What Is a Sinkable Bond?
A sinkable bond is a type of debt that is backed by a fund set aside by the issuer. The issuer reduces the cost of borrowing over time by buying and retiring a portion of the bonds periodically on the open market, drawing upon the fund to pay for the transactions. The bonds usually have a provision that allows them to be repurchased at the prevailing market rat🐼e.
Sinka🐟ble bonds are a very safe investment for the bond investor because they are b༺acked by cash. However, their return is uncertain because it is dependant on the direction of bond prices in the market.
Understanding the Sinkable Bond
From the viewpoint of the corporations and municipalities that issue them, an advantage of sinkable bonds is that the money can be repaid entirely or in part if interest rates fall below the nominal rate o🧸f the bond. They can then refinance the balance of the money they need to borrow at a lower rate.
Key Takeaways
- Sinkable bonds are backed by a fund that is used to repurchase a portion of the bond issue periodically.
- From the issuer's view, sinkable bonds can be a cheaper way to borrow money.
- From the investor's view, sinkable bonds are a low-risk investment but their yield may be disappointing.
In addition, the issuersཧ are paying off their loans and the interest on them in installments, gradually reducing the sum due at the end of the term.
Calculating Yield to Average Life
Because sinkable bonds typically have shorter durations than their maturity dates, investors may calculate a bond’s 澳洲幸运5官方开奖结果体彩网:yield to average life when determining whether to purchase a sinkable bond. The yield to average life takes into consideration how long a bond may have bꦇefore retirement an♌d how much income the investor may realize.
Important
Sinkable bonds typic♚ally have a provision allowing them to be repurchased at par plus the prevailing market inte♒rest rate.
The yield t🐼o average life is also important when bonds with sinking funds are trading below par, since repurchasing the bonds gives a bit of price stability.
Example of a Sinking Bond
Say Mars Inc. decides to issue $20 million in bonds with a maturity of 20 year♑s.
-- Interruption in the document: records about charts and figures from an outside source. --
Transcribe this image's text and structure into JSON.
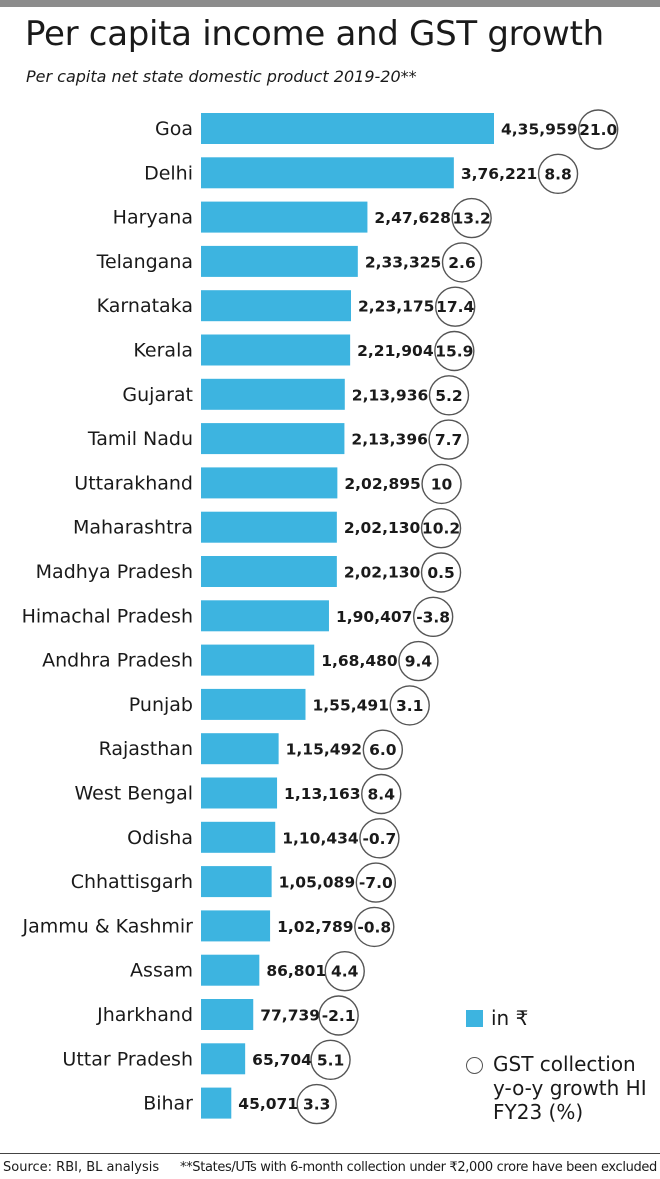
{
  "title": "Per capita income and GST growth",
  "subtitle": "Per capita net state domestic product 2019-20**",
  "legend": {
    "bar_label": "in ₹",
    "circle_label": "GST collection y-o-y growth HI FY23 (%)"
  },
  "colors": {
    "bar": "#3db4e0",
    "circle_stroke": "#555555"
  },
  "footer": {
    "source": "Source: RBI, BL analysis",
    "footnote": "**States/UTs with 6-month collection under ₹2,000 crore have been excluded"
  },
  "chart_data": {
    "type": "bar",
    "orientation": "horizontal",
    "title": "Per capita income and GST growth",
    "subtitle": "Per capita net state domestic product 2019-20**",
    "categories": [
      "Goa",
      "Delhi",
      "Haryana",
      "Telangana",
      "Karnataka",
      "Kerala",
      "Gujarat",
      "Tamil Nadu",
      "Uttarakhand",
      "Maharashtra",
      "Madhya Pradesh",
      "Himachal Pradesh",
      "Andhra Pradesh",
      "Punjab",
      "Rajasthan",
      "West Bengal",
      "Odisha",
      "Chhattisgarh",
      "Jammu & Kashmir",
      "Assam",
      "Jharkhand",
      "Uttar Pradesh",
      "Bihar"
    ],
    "series": [
      {
        "name": "in ₹",
        "values": [
          435959,
          376221,
          247628,
          233325,
          223175,
          221904,
          213936,
          213396,
          202895,
          202130,
          202130,
          190407,
          168480,
          155491,
          115492,
          113163,
          110434,
          105089,
          102789,
          86801,
          77739,
          65704,
          45071
        ],
        "labels": [
          "4,35,959",
          "3,76,221",
          "2,47,628",
          "2,33,325",
          "2,23,175",
          "2,21,904",
          "2,13,936",
          "2,13,396",
          "2,02,895",
          "2,02,130",
          "2,02,130",
          "1,90,407",
          "1,68,480",
          "1,55,491",
          "1,15,492",
          "1,13,163",
          "1,10,434",
          "1,05,089",
          "1,02,789",
          "86,801",
          "77,739",
          "65,704",
          "45,071"
        ]
      },
      {
        "name": "GST collection y-o-y growth HI FY23 (%)",
        "values": [
          21.0,
          8.8,
          13.2,
          2.6,
          17.4,
          15.9,
          5.2,
          7.7,
          10,
          10.2,
          0.5,
          -3.8,
          9.4,
          3.1,
          6.0,
          8.4,
          -0.7,
          -7.0,
          -0.8,
          4.4,
          -2.1,
          5.1,
          3.3
        ],
        "labels": [
          "21.0",
          "8.8",
          "13.2",
          "2.6",
          "17.4",
          "15.9",
          "5.2",
          "7.7",
          "10",
          "10.2",
          "0.5",
          "-3.8",
          "9.4",
          "3.1",
          "6.0",
          "8.4",
          "-0.7",
          "-7.0",
          "-0.8",
          "4.4",
          "-2.1",
          "5.1",
          "3.3"
        ]
      }
    ],
    "xlim": [
      0,
      435959
    ],
    "grid": false,
    "legend_position": "bottom-right"
  }
}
The business creates a $20 million sinking fund and a call schedule for the next 20 years. On the anniverღsary date of each bond being issued, the company withdraws $1 million from the sinking fund and calls 5% of its bonds.
Because the sinking fund adds stability to the repaym🍸ent pr🌜ocess, the ratings agencies rate the bonds as AAA and reduce the interest rate from 6.3% to 6%. The corporation saves $120,000 in interest payments in the first year and additional money thereafter.
The enhanced repꦫayment protection offered by the sinking funds is attractive to investors seeking a safe investment. However, investors may🔥 have concerns over the bonds being redeemed before maturity, as they will lose out on interest income.
Companies are required to disclose their sinkable bond obligations through their corporate financial statements and prospectus.